I washed my face. He was there, looking at me in the mirror behind my shoulder.
I brushed my teeth and went to my bedroom. He followed. I went under the covers and he stood there, in the doorway.
"Good night, Superman." I said, turning to face away from him. I didn't bother to look back and see if he's still there.
-=-=-=-
I wake up in the morning and he's still there, sitting on my doorstep, head bowed down in sleep, red cape wrapped around him. I step over him carefully on my way to the bathroom.
When I get out he's awake. He walks with me to my kitchen. I'm used to having a staff around, and I sent them all away, so I try to make breakfast on my own without looking too clueless. When it's getting clear I won't find anything without the help of some x-ray vision, he assists me silently. We make breakfast together.
I don't leave the house; one of the perks of being filthy rich. I have an office at home. It's not as easy without a secretary, but this isn't a normal day. I run my business from there and at the end of the day when I wander back to the living quarters he's still there. Still in the same outfit. Still quiet.
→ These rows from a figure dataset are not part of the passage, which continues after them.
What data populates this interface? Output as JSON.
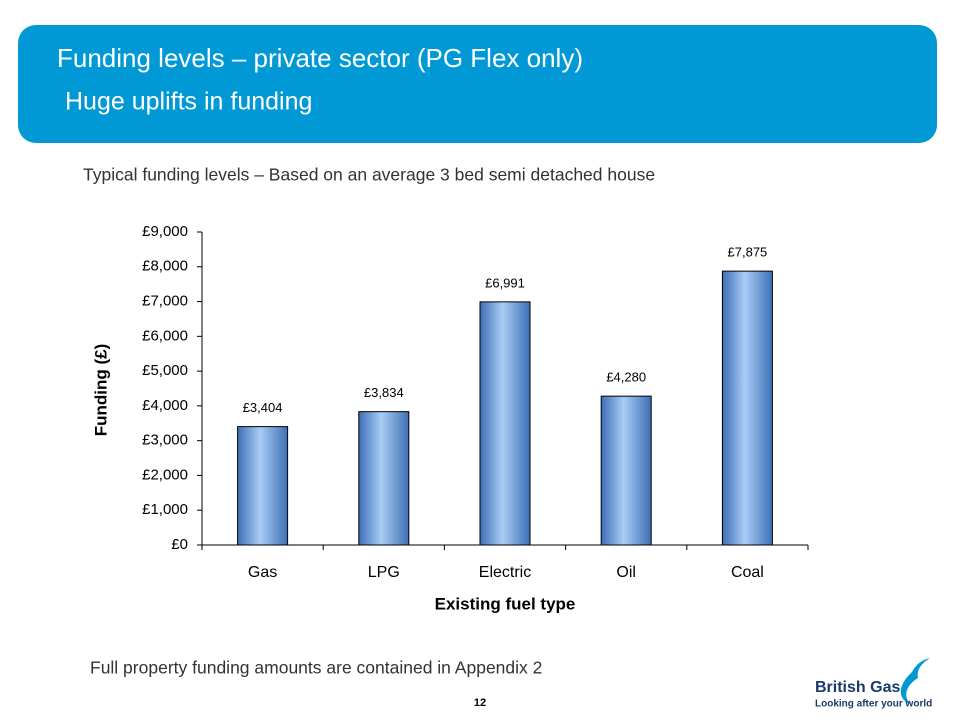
{
  "header": {
    "title": "Funding levels – private sector (PG Flex only)",
    "subtitle": "Huge uplifts in funding"
  },
  "chart_data": {
    "type": "bar",
    "title": "Typical funding levels – Based on an average 3 bed semi detached house",
    "x_label": "Existing fuel type",
    "y_label": "Funding (£)",
    "categories": [
      "Gas",
      "LPG",
      "Electric",
      "Oil",
      "Coal"
    ],
    "values": [
      3404,
      3834,
      6991,
      4280,
      7875
    ],
    "value_labels": [
      "£3,404",
      "£3,834",
      "£6,991",
      "£4,280",
      "£7,875"
    ],
    "color": "#7aaee8",
    "ylim": [
      0,
      9000
    ],
    "yticks": [
      {
        "value": 0,
        "label": "£0"
      },
      {
        "value": 1000,
        "label": "£1,000"
      },
      {
        "value": 2000,
        "label": "£2,000"
      },
      {
        "value": 3000,
        "label": "£3,000"
      },
      {
        "value": 4000,
        "label": "£4,000"
      },
      {
        "value": 5000,
        "label": "£5,000"
      },
      {
        "value": 6000,
        "label": "£6,000"
      },
      {
        "value": 7000,
        "label": "£7,000"
      },
      {
        "value": 8000,
        "label": "£8,000"
      },
      {
        "value": 9000,
        "label": "£9,000"
      }
    ],
    "grid": false
  },
  "footer": {
    "note": "Full property funding amounts are contained in Appendix 2",
    "page": "12"
  },
  "logo": {
    "name": "British Gas",
    "tagline": "Looking after your world"
  }
}
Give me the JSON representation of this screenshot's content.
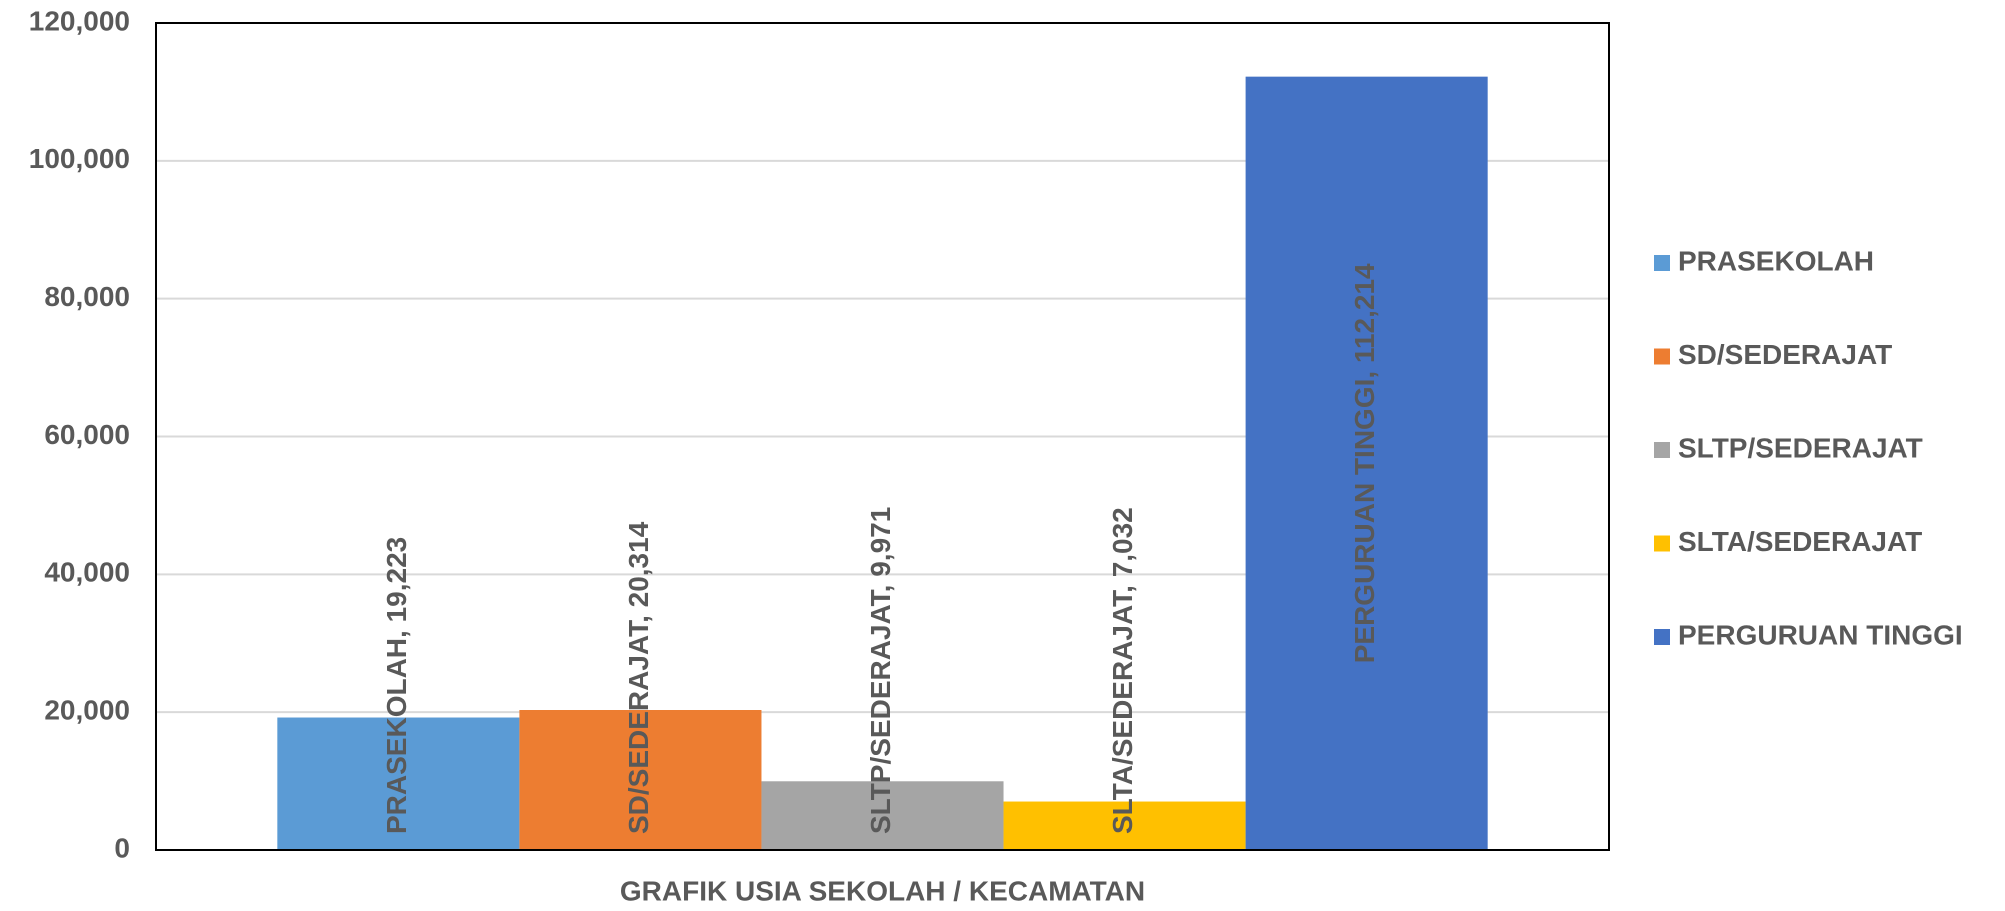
{
  "chart_data": {
    "type": "bar",
    "categories": [
      "GRAFIK USIA SEKOLAH / KECAMATAN"
    ],
    "series": [
      {
        "name": "PRASEKOLAH",
        "color": "#5b9bd5",
        "values": [
          19223
        ],
        "value_labels": [
          "PRASEKOLAH, 19,223"
        ]
      },
      {
        "name": "SD/SEDERAJAT",
        "color": "#ed7d31",
        "values": [
          20314
        ],
        "value_labels": [
          "SD/SEDERAJAT, 20,314"
        ]
      },
      {
        "name": "SLTP/SEDERAJAT",
        "color": "#a5a5a5",
        "values": [
          9971
        ],
        "value_labels": [
          "SLTP/SEDERAJAT, 9,971"
        ]
      },
      {
        "name": "SLTA/SEDERAJAT",
        "color": "#ffc000",
        "values": [
          7032
        ],
        "value_labels": [
          "SLTA/SEDERAJAT, 7,032"
        ]
      },
      {
        "name": "PERGURUAN TINGGI",
        "color": "#4472c4",
        "values": [
          112214
        ],
        "value_labels": [
          "PERGURUAN TINGGI, 112,214"
        ]
      }
    ],
    "ylim": [
      0,
      120000
    ],
    "yticks": [
      0,
      {
        "value": 20000,
        "label": "20,000"
      },
      {
        "value": 40000,
        "label": "40,000"
      },
      {
        "value": 60000,
        "label": "60,000"
      },
      {
        "value": 80000,
        "label": "80,000"
      },
      {
        "value": 100000,
        "label": "100,000"
      },
      {
        "value": 120000,
        "label": "120,000"
      }
    ],
    "grid": true,
    "legend": "right"
  }
}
I go out to the roof and he's with me. We watch the stars in silence.
Then I go to sleep.
-=-=-=-
Two days later, the staff returns. I alert them of his presence and issue strict orders not to touch him unless he tries to harm me or any of my employees. Mercy and Hope don't like it. They go by my room ten times a night to make sure he doesn't kill me in my sleep. When I get tired of these patrols, I close the door in their shocked faces. With him inside the room. Then I go back to sleep, and I don't care what he does.
He sleeps on the sofa. When Mercy and Hope barge in the next morning in the pretence of checking up on me, they seem relieved.
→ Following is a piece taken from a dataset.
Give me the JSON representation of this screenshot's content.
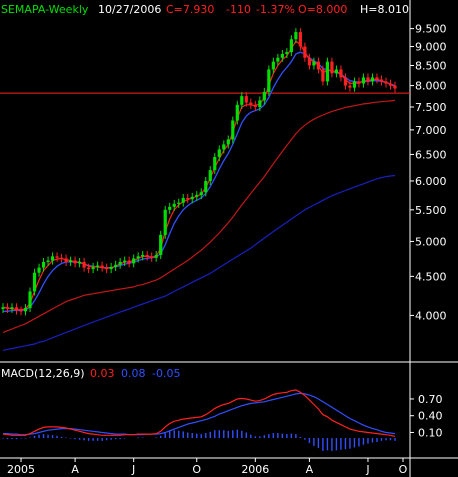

That day he seems grumpy, as much as one can look grumpy without any communication. I know he's invulnerable but I think the sofa may have hurt his neck. The concept strikes me as funny.
The next night when I close the door he walks straight into my bed and lies in it. He says nothing, but each of his movements is deliberate and even aggressive. As if to say he won't let me kick him out of bed.
Not that I meant to. I silently change and I lie on my side of the bed. We don't touch each other all night.
But Mercy and Hope will have a nasty surprise when they walk in here tomorrow morning.
-=-=-=-
"I haven't lost my mind." I say very patiently.
"First you send everyone away for a whole weekend." Two voices rant and grumble. "Then we come back to find Superman. Then this?"
I really shouldn't enjoy it this much.
"This, what? The sleeping arrangements?"
Two sets of accusing eyes. Lucky I don't hire people who use the word 'Duh'.
I smirk. Then behind me I hear a familiar voice, "You really *are* evil."
I turn, startled. Mercy and Hope stare. He hadn't said a word to them since he's been here. Not that many words to me, either.
"You're teasing them," he says easily, naturally. Like this is our every day banter. He glares at Mercy and Hope in a way that few have survived. "We didn't do anything."
Long moments pass in silent.
Then my trusty bodyguards blurt together, "Why?"
-=-=-=-
We didn't talk about this. The phone rang and saved me from answering Mercy and Hope, and later on I just avoided.
That night when he crawls into my bed after midnight - he went out and I was reminded he had a job of his own - he touches me. Holds me close and I shiver and rest my head on his chest.
We wake up spooned, the sun casting its golden haze on his face and mine.
Mercy smirks and Hope says she has to go and turns on her heel, quickly stalking out of the room. I hear her laughing in the hallway.
-=-=-=-
I watch the moon again. A month has passed and it's full again, big and bright. But everything has changed.
A dark head is resting on my shoulder, a strong arm around me. My muscles are pleasantly sore; not the tired, depressed ache but the healthy, satisfied ache that comes from over-working yourself doing something you like.
I look up at the moon and I thank it.